The pricing models reveal a deeper philosophical split. OneReach prices its GSX platform as enterprise infrastructure — capacity-based Private Dedicated Environments with zero markup on tokens, cloud compute, and storage. No seats. No per-agent metering. The pitch is ownership alignment: you buy the capacity, you own the asset, costs flatten at scale. OpenLegion follows a similar logic with flat monthly plans.

Per-second metering tells a different story. Northflank and Novita bill for exactly what you use, which means costs scale linearly with agent activity.

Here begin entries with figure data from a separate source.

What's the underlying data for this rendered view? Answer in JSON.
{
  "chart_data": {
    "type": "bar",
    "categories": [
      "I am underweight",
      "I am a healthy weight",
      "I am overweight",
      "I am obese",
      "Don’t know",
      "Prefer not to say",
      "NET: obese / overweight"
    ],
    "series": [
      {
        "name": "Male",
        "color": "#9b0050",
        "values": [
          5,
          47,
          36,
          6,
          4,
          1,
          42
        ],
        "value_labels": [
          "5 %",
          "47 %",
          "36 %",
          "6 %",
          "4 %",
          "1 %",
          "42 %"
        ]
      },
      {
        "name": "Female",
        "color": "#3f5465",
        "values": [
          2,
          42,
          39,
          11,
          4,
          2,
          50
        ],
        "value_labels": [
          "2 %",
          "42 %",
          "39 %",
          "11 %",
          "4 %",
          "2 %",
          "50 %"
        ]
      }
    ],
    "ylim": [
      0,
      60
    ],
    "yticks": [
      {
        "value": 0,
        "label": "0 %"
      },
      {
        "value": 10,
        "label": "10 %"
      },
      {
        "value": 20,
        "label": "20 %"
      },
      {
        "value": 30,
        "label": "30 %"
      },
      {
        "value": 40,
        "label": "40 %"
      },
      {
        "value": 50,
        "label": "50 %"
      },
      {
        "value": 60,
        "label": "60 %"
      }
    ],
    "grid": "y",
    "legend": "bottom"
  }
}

At 200 concurrent sandboxes, you’re looking at $7,200/month on the low end and $35,000+ on the high end. The AI platform infrastructure inversion is real — agent traffic now exceeds human infrastructure use, and per-second billing gives you the governance visibility to prove it.

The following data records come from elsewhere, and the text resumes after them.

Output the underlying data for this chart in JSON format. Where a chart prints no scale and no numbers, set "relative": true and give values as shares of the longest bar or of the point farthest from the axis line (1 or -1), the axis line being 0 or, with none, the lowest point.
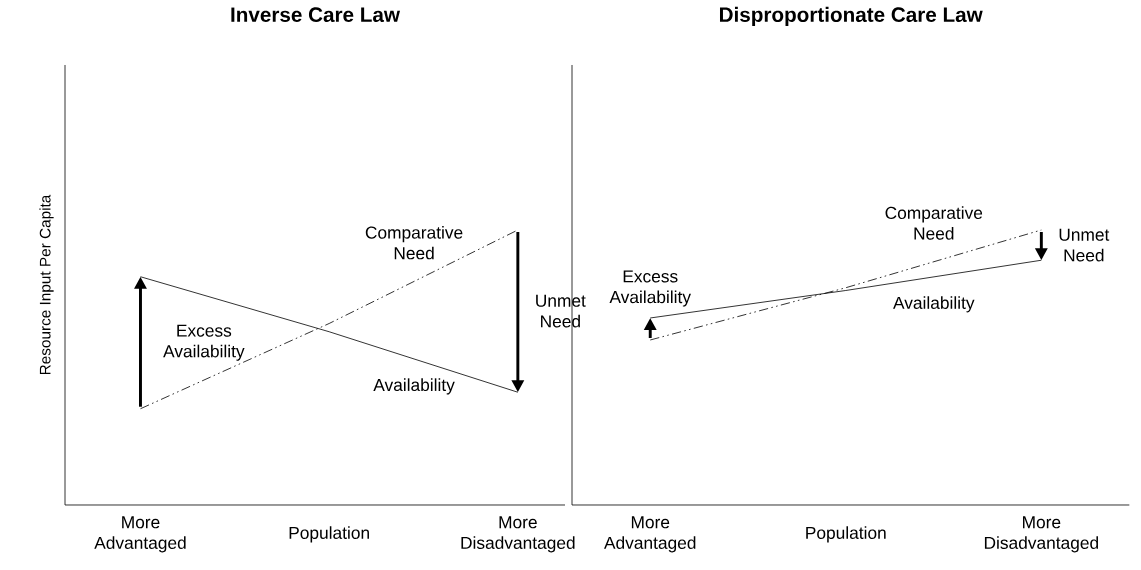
{
  "chart_data": [
    {
      "type": "line",
      "title": "Inverse Care Law",
      "ylabel": "Resource Input Per Capita",
      "relative": true,
      "categories": [
        "More Advantaged",
        "Population",
        "More Disadvantaged"
      ],
      "series": [
        {
          "name": "Availability",
          "color": "#000000",
          "line_style": "solid",
          "values": [
            0.83,
            0.63,
            0.41
          ]
        },
        {
          "name": "Comparative Need",
          "color": "#000000",
          "line_style": "dashed",
          "values": [
            0.35,
            0.66,
            1.0
          ]
        }
      ],
      "annotations": [
        "Excess Availability",
        "Unmet Need"
      ]
    },
    {
      "type": "line",
      "title": "Disproportionate Care Law",
      "relative": true,
      "categories": [
        "More Advantaged",
        "Population",
        "More Disadvantaged"
      ],
      "series": [
        {
          "name": "Availability",
          "color": "#000000",
          "line_style": "solid",
          "values": [
            0.68,
            0.78,
            0.89
          ]
        },
        {
          "name": "Comparative Need",
          "color": "#000000",
          "line_style": "dashed",
          "values": [
            0.6,
            0.79,
            1.0
          ]
        }
      ],
      "annotations": [
        "Excess Availability",
        "Unmet Need"
      ]
    }
  ]
}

Flat-rate pricing hides sprawl. Per-second pricing exposes it but penalizes you for it. The right choice depends on whether your priority is cost predictability or spend visibility. If you’re running a sandboxed MCP deployment with unpredictable agent activity spikes, per-second metering gives you the data to govern. If your workload is steady-state and well-understood, flat-rate is cheaper and simpler. Just don’t confuse predictable cost with safe architecture.

The Isolation Debt Crisis

The industry’s rush to container-per-tenant flat-rate sandboxes is creating a systemic isolation debt. A 39% leak rate in self-hosted tools isn’t a rounding error — it’s a structural failure of software-scoped boundaries under real agent autonomy. Containers are cheap, fast, and easy to deploy. They’re also the isolation model most likely to leak when an agent does something you didn’t anticipate.

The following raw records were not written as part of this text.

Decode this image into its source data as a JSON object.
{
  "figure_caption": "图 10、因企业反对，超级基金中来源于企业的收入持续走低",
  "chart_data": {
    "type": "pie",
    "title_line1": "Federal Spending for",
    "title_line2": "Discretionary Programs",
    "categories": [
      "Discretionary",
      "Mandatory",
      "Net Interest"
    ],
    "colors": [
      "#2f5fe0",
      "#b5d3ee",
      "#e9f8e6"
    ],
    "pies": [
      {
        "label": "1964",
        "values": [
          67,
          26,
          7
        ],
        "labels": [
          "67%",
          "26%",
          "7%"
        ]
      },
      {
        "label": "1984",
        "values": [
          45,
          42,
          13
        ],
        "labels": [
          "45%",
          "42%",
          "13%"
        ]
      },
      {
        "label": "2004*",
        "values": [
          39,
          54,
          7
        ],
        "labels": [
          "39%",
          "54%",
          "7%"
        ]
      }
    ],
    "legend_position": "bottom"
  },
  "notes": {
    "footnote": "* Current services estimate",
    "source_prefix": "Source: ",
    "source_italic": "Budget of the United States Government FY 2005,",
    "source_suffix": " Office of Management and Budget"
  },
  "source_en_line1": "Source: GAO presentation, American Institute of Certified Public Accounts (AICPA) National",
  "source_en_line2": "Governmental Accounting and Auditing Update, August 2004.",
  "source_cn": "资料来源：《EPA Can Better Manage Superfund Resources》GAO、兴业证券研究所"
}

Here’s my recommendation. If you’re deploying multi-tenant agentic AI in any regulated context — healthcare, finance, government, or any environment where a cross-tenant data leak would trigger a breach notification — mandate microVM or enclave-grade isolation as the default. Firecracker-based sandboxes like Novita and Northflank give you hardware-level escape resistance at per-second billing rates that, while more expensive than flat-rate containers, are still dramatically cheaper than a breach. For non-regulated workloads with trusted code, container isolation is a reasonable starting point — but budget for the migration to microVMs before you scale past a few dozen tenants.

The open question: will the market self-correct, or will it take a high-profile cross-tenant leak in a container-based AI platform to force the shift? Given that 63% of organizations still lack a formal AI governance policy, I wouldn’t hold my breath. The cheapest architecture is winning. The safest architecture is niche. And the gap between them is where your data lives.